Traders at Deutsche Bank analyzing market data amidst record M&A deals.
The first quarter of the year witnessed investment banks achieving unprecedented M&A transaction values, exceeding US$1.2 trillion, propelled by a surge in mega mergers and acquisitions. According to East & Partners, despite a 17% year-on-year decrease in the number of deals, the total deal flow value increased by 26%, attributed to the larger scale of enterprises involved, many of which are linked to the artificial intelligence sector.
Deutsche Bank’s Global Head of M&A, Sam Kim, noted that businesses are adapting to a volatile environment, considering it the ‘new normal’ and are actively pursuing deals rather than postponing them. This proactive approach reflects a strategic shift in response to market uncertainties, including geopolitical tensions and unpredictable presidential policies.

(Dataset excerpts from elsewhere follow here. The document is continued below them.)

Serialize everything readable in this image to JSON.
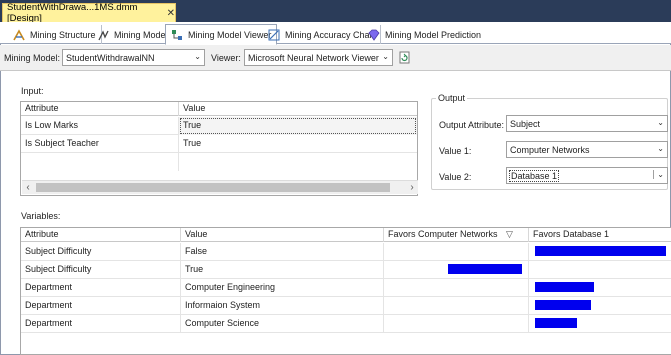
{
  "document_tab": {
    "title": "StudentWithDrawa...1MS.dmm [Design]",
    "close": "✕"
  },
  "view_tabs": [
    {
      "label": "Mining Structure",
      "icon": "mining-structure-icon",
      "active": false
    },
    {
      "label": "Mining Models",
      "icon": "mining-models-icon",
      "active": false
    },
    {
      "label": "Mining Model Viewer",
      "icon": "mining-model-viewer-icon",
      "active": true
    },
    {
      "label": "Mining Accuracy Chart",
      "icon": "accuracy-chart-icon",
      "active": false
    },
    {
      "label": "Mining Model Prediction",
      "icon": "prediction-gem-icon",
      "active": false
    }
  ],
  "toolbar": {
    "model_label": "Mining Model:",
    "model_value": "StudentWithdrawalNN",
    "viewer_label": "Viewer:",
    "viewer_value": "Microsoft Neural Network Viewer",
    "refresh_icon": "refresh-document-icon"
  },
  "input": {
    "label": "Input:",
    "columns": [
      "Attribute",
      "Value"
    ],
    "rows": [
      {
        "attribute": "Is Low Marks",
        "value": "True"
      },
      {
        "attribute": "Is Subject Teacher",
        "value": "True"
      }
    ]
  },
  "output": {
    "label": "Output",
    "attribute_label": "Output Attribute:",
    "attribute_value": "Subject",
    "value1_label": "Value 1:",
    "value1": "Computer Networks",
    "value2_label": "Value 2:",
    "value2": "Database 1"
  },
  "variables": {
    "label": "Variables:",
    "columns": [
      "Attribute",
      "Value",
      "Favors Computer Networks",
      "Favors Database 1"
    ],
    "sort_glyph": "▽",
    "rows": [
      {
        "attribute": "Subject Difficulty",
        "value": "False",
        "favors_cn": 0,
        "favors_db": 1.0
      },
      {
        "attribute": "Subject Difficulty",
        "value": "True",
        "favors_cn": 0.53,
        "favors_db": 0
      },
      {
        "attribute": "Department",
        "value": "Computer Engineering",
        "favors_cn": 0,
        "favors_db": 0.45
      },
      {
        "attribute": "Department",
        "value": "Informaion System",
        "favors_cn": 0,
        "favors_db": 0.43
      },
      {
        "attribute": "Department",
        "value": "Computer Science",
        "favors_cn": 0,
        "favors_db": 0.32
      }
    ]
  },
  "colors": {
    "bar": "#0000ee",
    "tab_strip": "#2b3c59",
    "active_doc_tab": "#fff29d"
  }
}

To navigate these uncertainties, Deutsche Bank analysts have introduced a ‘TACO Stress Index’ (Trump Always Chickens Out). This index incorporates factors such as changes in approval ratings, inflation expectations, and the performance of the S&P 500 and T-Bill yields. The aim is to provide a rational framework for understanding decision-making and mitigating financial impacts in a volatile landscape.
David McMillan, an International Finance Specialist at the University of Stirling, explains that the TACO index seeks to rationalize potentially irrational behavior by using criteria frequently referenced by President Trump himself, including stock market performance, inflation, and approval ratings.